Il provvedimento viene valutato positivamente per diversi aspetti, tra cui la semplificazione amministrativa, la promozione del lavoro agricolo di qualità, i controlli, il governo delle aree rurali, la gestione delle risorse idriche e l’educazione alimentare. La principale riserva riguarda però la futura Consulta permanente per l’agricoltura e lo sviluppo rurale, nella quale non compare in maniera esplicita una rappresentanza dei Distretti rurali, biologici e del cibo.
Secondo i promotori del documento, i Distretti non devono essere considerati una semplice componente aggiuntiva del mondo agricolo. La loro funzione è infatti quella di mettere in relazione soggetti diversi: aziende, amministrazioni comunali, associazioni, organismi di ricerca, cittadini e attori delle filiere. Proprio questa capacità di aggregazione consente loro di elaborare strategie che tengono insieme sviluppo economico, tutela ambientale e bisogni delle comunità locali.
L’assenza dei Distretti, sostengono, rischierebbe dunque di creare una Consulta rappresentativa delle categorie e delle istituzioni, ma meno efficace nel dare voce ai sistemi territoriali.

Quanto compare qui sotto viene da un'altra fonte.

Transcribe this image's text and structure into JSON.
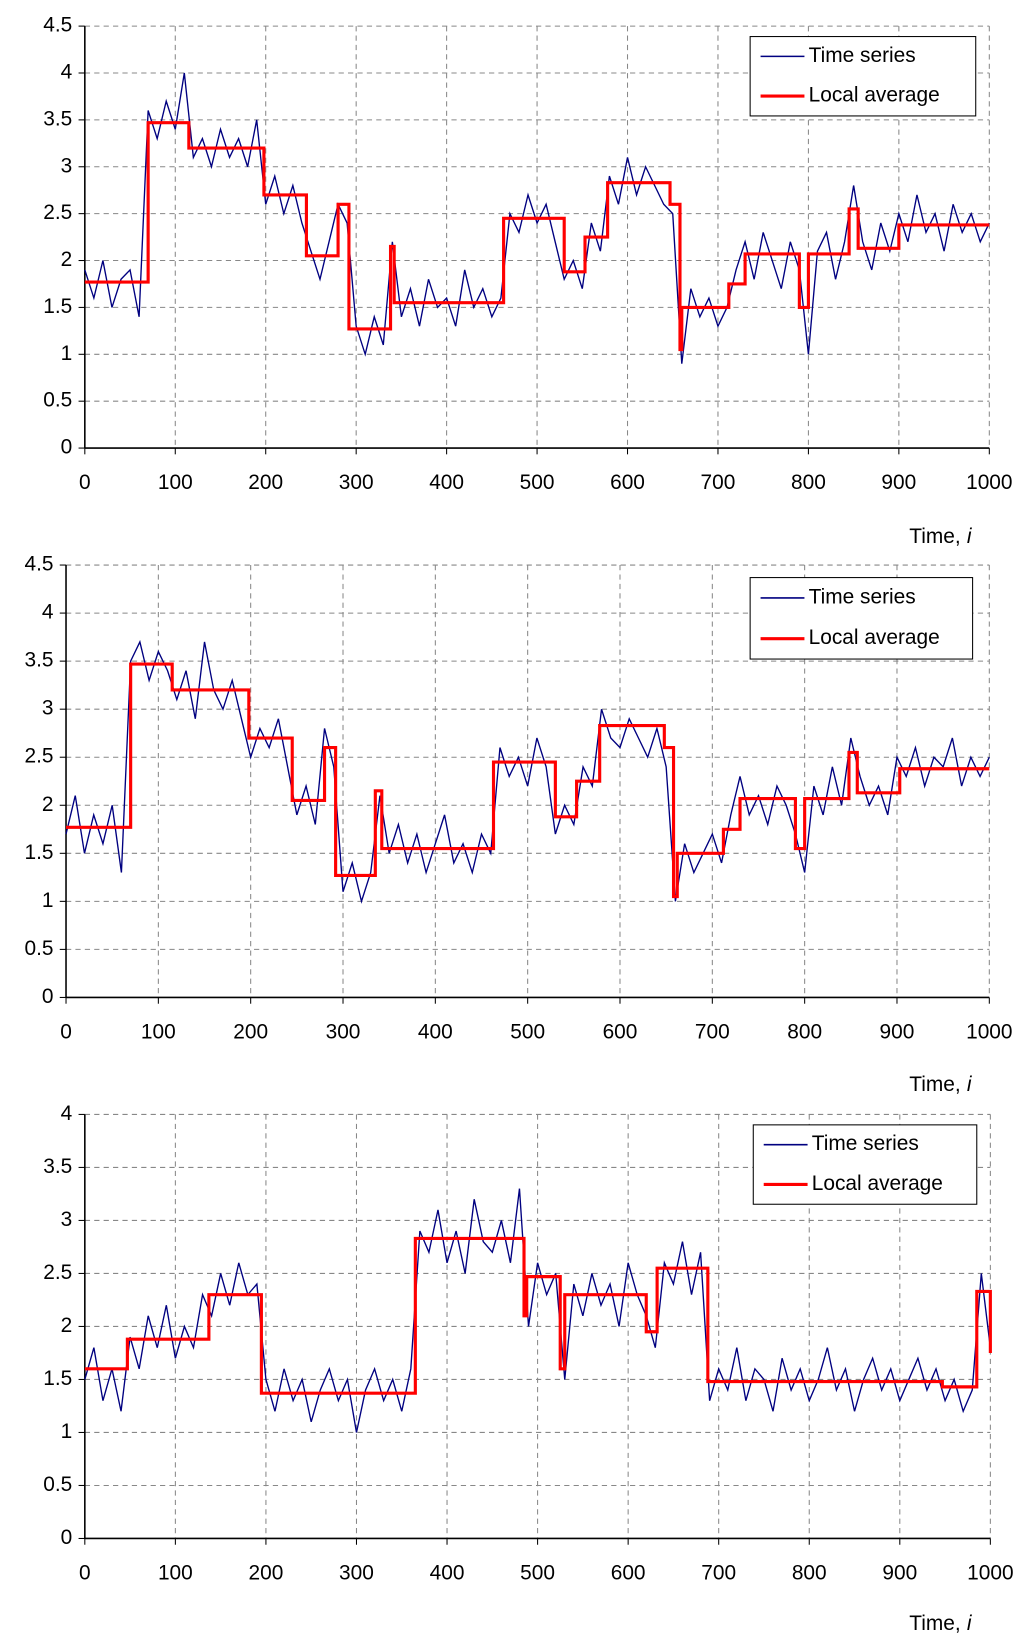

Una debolezza che potrebbe pesare soprattutto su questioni come adattamento climatico, consumo di suolo, acqua, agricoltura sociale, servizi ecosistemici, filiere corte e politiche alimentari.
Altro punto centrale è il passaggio da una semplice consultazione a una partecipazione capace di incidere sulle decisioni. I Distretti propongono che la Consulta venga coinvolta prima dell’approvazione dei principali strumenti di programmazione, dal PRS al DEFR, dal Complemento regionale per lo Sviluppo Rurale alla fase post-2027, fino ai criteri generali dei bandi e alle strategie su biodiversità, clima e aree interne.
La richiesta finale è quindi quella di costruire una governance più equilibrata, collegando categorie economiche, istituzioni e territori e coordinando la nuova Consulta con i tavoli regionali già attivi. L’obiettivo è valorizzare un patrimonio di cooperazione e progettazione locale già esistente e metterlo al servizio delle future politiche agricole e rurali della Toscana.